Multi GPU Audio Finetuning for Wav2vec2 Failing for 4 GPUs but successful for 1 GPU

Hi All,

Thanks in advance for helping me in advance.

Context: I am having an issue with training using Trainer in Multi GPU setup. I am finetuning Wav2vec2.0 on a dataset that has >100,000 audio segments and hence, I am unable to run it in a single GPU.

What I am doing?
To build the script to try in both a single GPU infrastructure versus multiple GPU infrastructure, I am picking up only 1000 short audio segments (<6 seconds) and transcriptions for finetuning.

What’s happening?
When i train it on a single GPU, it is training successfully and i have no problems for 1000 audio segments. However, when i try to do the same thing with 4 GPUs, it crashes with no memory error (help ! RuntimeError: CUDA out of memory.
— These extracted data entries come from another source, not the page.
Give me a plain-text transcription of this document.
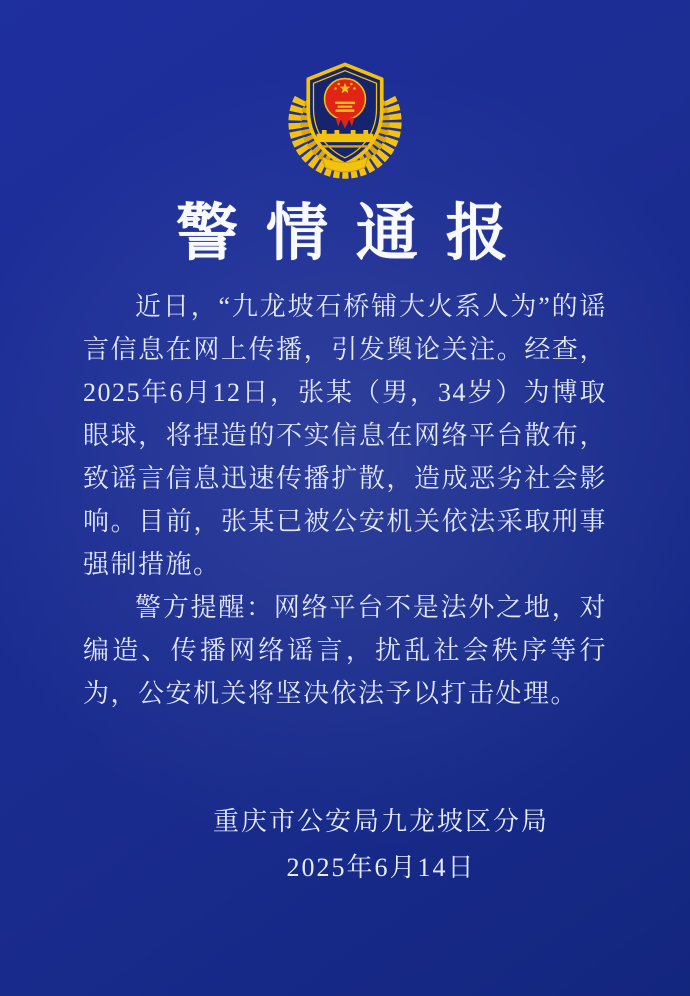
警 情 通 报

近日，“九龙坡石桥铺大火系人为”的谣言信息在网上传播，引发舆论关注。经查，2025年6月12日，张某（男，34岁）为博取眼球，将捏造的不实信息在网络平台散布，致谣言信息迅速传播扩散，造成恶劣社会影响。目前，张某已被公安机关依法采取刑事强制措施。

警方提醒：网络平台不是法外之地，对编造、传播网络谣言，扰乱社会秩序等行为，公安机关将坚决依法予以打击处理。

重庆市公安局九龙坡区分局
2025年6月14日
Tried to allocate XXXXXXXX)

Help Required?
How can i make this work? As per the article here (From PyTorch DDP to Accelerate to Trainer, mastery of distributed training with ease), the Trainer Module takes care of distributed computing by itself. There is clearly something that is wrong that I am unable to debug. Help here would be appreciated.

Script similar to this notebook : Fine-Tune XLSR-Wav2Vec2 for low-resource ASR with 🤗 Transformers
Hardware: Tesla V100-SXM2-32GB